The anthology text We Wrote in Symbols, brought the discussion to encoding symbolism and freedom of expression. Selma describes the book’s beginnings as a lockdown project. Like when she discovered Kanafani when she was younger, Selma describes the process as trying to free herself a bit. She would veer away from anything sexual or romantic, the revelatory subjects. She describes writing about sex difficult: “Pornographic language can be dulling and sound absurd. For some people it was exciting, for some revolting”. She speaks about the revelation of discovering Abdullah Al Udharri’s collection translated writing as a young woman, being shocked at the level of eroticism in such early works. “During the Arab Uprisings, so much of what came out of that later turned negative, but one thing that was positive were women who became more revelatory and outspoken about these kinds of topics. These are different ways of resisting, and, I thought, I could learn from them.”

Selma found listening to these accounts freeing. For people who have the luxury of having more than one language, it offered a freedom and a semi-disguise. She shares that for this reason, she likes to inhabit male protagonists, it gave her a chance to embody a character without being accused of it being autobiographical. She expects fluency from herself in Arabic, but it doesn’t come out that way. She describes herself as feeling more impoverished in that way, and developing a fluent tongue in Arabic is something she still aspires to.

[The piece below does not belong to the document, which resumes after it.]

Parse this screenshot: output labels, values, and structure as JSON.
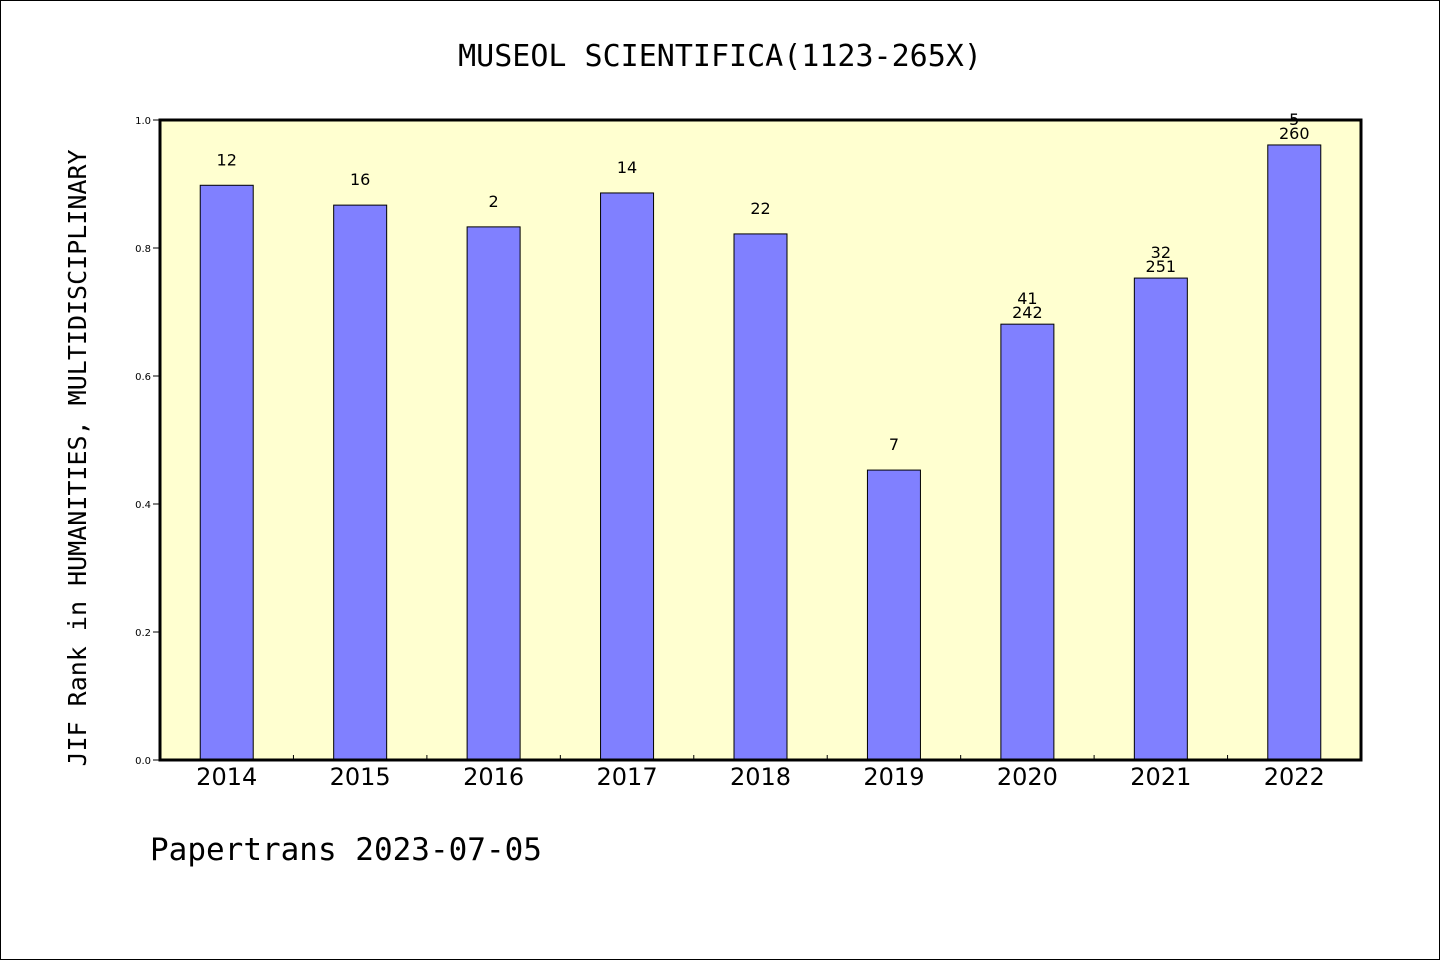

Heba shares that she writes in English also because a lot of work she references in cross-solidarity work, resisting ‘Palestinian Exceptionalism’ and shares that there are other liberation movements she references. This language, English, she smiles, she uses it because she has full mastery of it. She doesn’t feel writers like Sayed Kashua should feel shame about writing in Hebrew. She finds it frustrating how writers like Mourid Barghouti or Ghassan Kanafani are interpreted in the West versus ‘back home’; she feels these differences are important in not mainstreaming one singular Palestinian representation. Shada and Heba discuss what moving away from ‘Palestinian Exceptionalism’ could look like, in drawing more strength from cross-solidarity work.  Shada talks about Zizek’s much referenced theory, that the Palestinian can be “the universal subject” It reads the Palestinian struggle in terms of universality, that their struggle can represent the reference to the morals of oppression around the world. She feels it is necessary to consider, speaking directly to other Palestinians that “we are not the only victims. This is how we will be able to see we are not the other victims, we can connect to others around the world, in how the identity is re-imagined or re-configured, and this will be the change”.

Heba shares that she questions the term ‘Palestinian writing’ altogether. “Does it have to mention certain things to be considered a fit to the genre?” For her, writing as a Palestinian person, she has written lots of texts that are not rooted in the experiences of the occupation. For her, the queer issue, the class issue; that can be Palestinian writing. It cannot always be rooted in the disparity of her people.

Shada affirms the need for writing from new perspectives as Palestinians, through language. “The world of words that is important creates different worlds; we have to share some connection despite our differences. The ideological differences mask that sameness. We can uncover that through writing”.

With much to reflect on after the discussion, one of the last talking points in the discussion about oral history stayed with me. Heba says she thinks about oral history in her writing; the differences between what people say versus what people put on paper. Oral history is a field which affirms that accounts of history, like individual memory, are highly subjective and that testimonies with others are used to build shared meanings and symbols. She considers in her work, the people who have died, ancestors who gave us texts and those ancestors who gave us other creative works passed down through poetry and through singing. Her grandma was 1 years old in the Nakba, and she has heard her stories from her parents and relatives. The role of the Palestinian writer for her is to find ways to continue sharing and archiving stories, in a voice that feels free but always connected.